クマザサ Kuma-Zasa Bamboo Grass
基本情報
- 和名
- クマザサ
- 分類
- 被子植物類 単子葉類 ツユクサ類 イネ目 イネ科 タケ亜科 ササ (Sasa) 属
- 英名
- Kuma-Zasa Bamboo Grass
- 学名
- Sasa veitchii
- 状況
写真とメモ
クマザサは、葉の周囲に白っぽい縁取りのあるので有名なササ。葉は太くて大きく、遠目でもよく目立つきれいな葉です。クマザサの「クマ」は漢字では「熊」ではなく「隈」で、葉の縁取り(=隈取り)を意味している名前だそうです。
この冬、園内にある竹と笹の写真をこのサイトに加えたいと思い、写真を撮ってみましたが、このグループ(イネ科タケ亜科)は基本的にみんなよく似ていて、分類がちょっと難しく、何回か写真を撮って資料で勉強しながら、掲載できそうなところまで来ました。参考にしたのは、ネット上の検索表(参考2のサイト)と、図書館で見つけた平凡社の図鑑(参考3)です。クマザサ以外も、種類がある程度わかったものから順にまとめてみます。

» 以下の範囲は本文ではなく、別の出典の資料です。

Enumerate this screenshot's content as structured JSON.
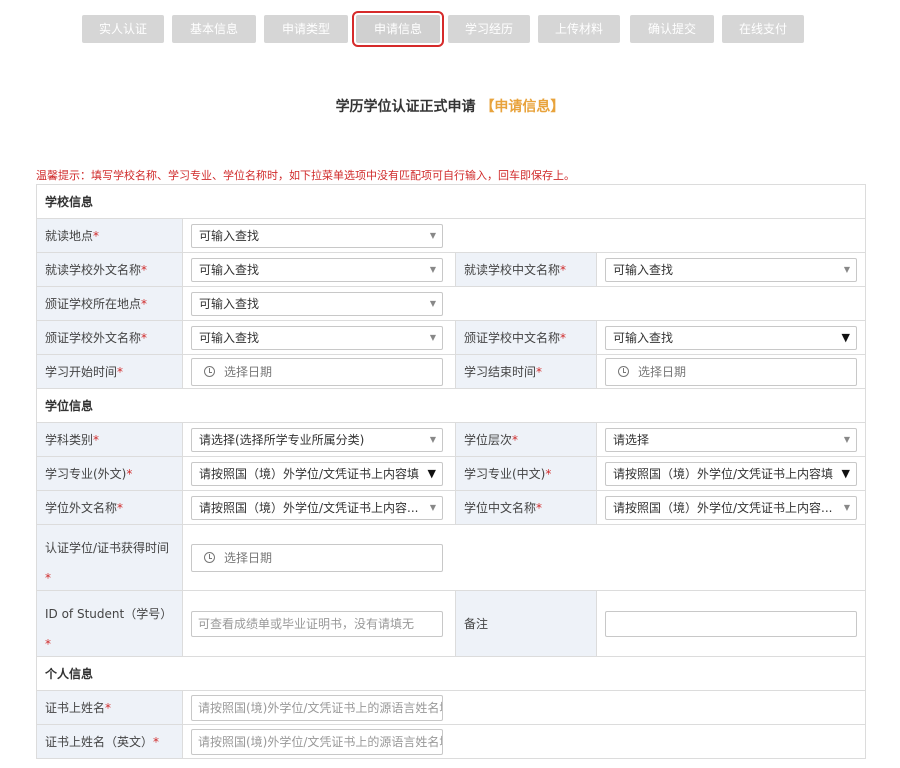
{
  "steps": [
    {
      "label": "实人认证"
    },
    {
      "label": "基本信息"
    },
    {
      "label": "申请类型"
    },
    {
      "label": "申请信息"
    },
    {
      "label": "学习经历"
    },
    {
      "label": "上传材料"
    },
    {
      "label": "确认提交"
    },
    {
      "label": "在线支付"
    }
  ],
  "page": {
    "title": "学历学位认证正式申请",
    "subtitle": "【申请信息】",
    "tip": "温馨提示：填写学校名称、学习专业、学位名称时，如下拉菜单选项中没有匹配项可自行输入，回车即保存上。"
  },
  "sections": {
    "school": "学校信息",
    "degree": "学位信息",
    "personal": "个人信息"
  },
  "fields": {
    "study_location": {
      "label": "就读地点",
      "value": "可输入查找"
    },
    "school_foreign_name": {
      "label": "就读学校外文名称",
      "value": "可输入查找"
    },
    "school_chinese_name": {
      "label": "就读学校中文名称 ",
      "value": "可输入查找"
    },
    "issuing_school_location": {
      "label": "颁证学校所在地点 ",
      "value": "可输入查找"
    },
    "issuing_school_foreign_name": {
      "label": "颁证学校外文名称 ",
      "value": "可输入查找"
    },
    "issuing_school_chinese_name": {
      "label": "颁证学校中文名称 ",
      "value": "可输入查找"
    },
    "study_start": {
      "label": "学习开始时间 ",
      "placeholder": "选择日期"
    },
    "study_end": {
      "label": "学习结束时间 ",
      "placeholder": "选择日期"
    },
    "discipline": {
      "label": "学科类别 ",
      "value": "请选择(选择所学专业所属分类)"
    },
    "degree_level": {
      "label": "学位层次 ",
      "value": "请选择"
    },
    "major_foreign": {
      "label": "学习专业(外文)",
      "value": "请按照国（境）外学位/文凭证书上内容填"
    },
    "major_chinese": {
      "label": "学习专业(中文) ",
      "value": "请按照国（境）外学位/文凭证书上内容填"
    },
    "degree_foreign_name": {
      "label": "学位外文名称 ",
      "value": "请按照国（境）外学位/文凭证书上内容..."
    },
    "degree_chinese_name": {
      "label": "学位中文名称",
      "value": "请按照国（境）外学位/文凭证书上内容..."
    },
    "certificate_time": {
      "label": "认证学位/证书获得时间",
      "placeholder": "选择日期"
    },
    "student_id": {
      "label": "ID of Student（学号）",
      "placeholder": "可查看成绩单或毕业证明书，没有请填无"
    },
    "remarks": {
      "label": "备注",
      "value": ""
    },
    "name_on_certificate": {
      "label": "证书上姓名",
      "placeholder": "请按照国(境)外学位/文凭证书上的源语言姓名填"
    },
    "name_on_certificate_en": {
      "label": "证书上姓名（英文）",
      "placeholder": "请按照国(境)外学位/文凭证书上的源语言姓名填"
    }
  },
  "required_mark": "*",
  "icons": {
    "dropdown": "triangle-down-icon",
    "date": "clock-icon"
  },
  "colors": {
    "accent": "#e8a33c",
    "required": "#d02b2b",
    "active_outline": "#d62a2a",
    "label_bg": "#eef2f8"
  }
}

タケ・ササ類は常緑で、冬になっても葉が落ちません。クマザサの葉の縁取りの部分は、葉が生えたときはないのですが、最初の冬を迎えて葉の周囲だけが枯れることで形成されるそうです。上の写真の中央付近の3枚の葉に隈取りがないのは昨年生えた1年目の葉で、その周囲の隈取りのある葉は、既にひと冬を越えた2年目以降の葉なのだと思います。
クマザサ以外で、同じような葉の縁取りが形成される種類には、ミヤコザサがありますが、ミヤコザサは、葉がクマザサのような幅広の葉ではなく細めで、葉の先端もクマザサのように急に細くならないこと、葉裏に細毛が生えることが区別点。
クマザサはきれいな種類なので各地に植えられていますが、もとは京都にだけ自生していた種類とのこと。一方、クマザサの変種として、チュウゴクザサという種類は北海道から本州、四国まで、国外では極東ロシアにも分布する種類のようです(参考3)。チュウゴクザサはクマザサよりも縁取りがはっきり出ないとのことですので、水元公園のは人為的に植えられたクマザサですね。チュウゴクザサがクマザサの変種という関係が納得いかないです(笑)。両方の分布の状況から考えると、ロシアや日本に広く分布するチュウゴクザサという種類に対して、京都にだけ分布する縁取りのきれいなクマザサがその変種、というほうが自然に思えます。どちらがどちらの変種というのは、命名がどちらが先だったかによって決まるようなものだと思うので、どちらでもよいのかもしれませんが。
この場所は水生植物園と植生保護区の境界の道路沿いですが、園内には、他にも何箇所かにクマザサの群落があります。ここでの草丈は1m以下ですが、クマザサ自体はもう少し丈が高くなることもあるようです。個々のクマザサが低いのは、道端なので刈られることがあるのかもしれません。
葉の付け根。葉鞘には毛がなく、肩毛と呼ばれる葉鞘の先端から生える太い毛もないように見えます。
1年目の葉の表側。ツヤがあって目立つ毛はなし。
葉裏にも毛はなし。
下の方の稈鞘(茎の部分のサヤ)です。黒い点は菌類などかと思いますが、はっきりとした毛が密生しています。
参考
- クマザサ (2018年9月26日 04:10 UTC)-『ウィキペディア日本語版』https://ja.wikipedia.org/wiki/%E3%82%AF%E3%83%9E%E3%82%B6%E3%82%B5
- ササ属チマキザサ節の検索表(イネ科-7 Sasa ササ属-3(チマキザサ節 Sect. Sasa)) - 『広島県の植物ノート』 http://forests.world.coocan.jp/flora/po-7.html#key
- 村田 源:イネ科 - 佐竹義輔他 編著、日本の野生植物 木本Ⅱ.平凡社、東京、1989.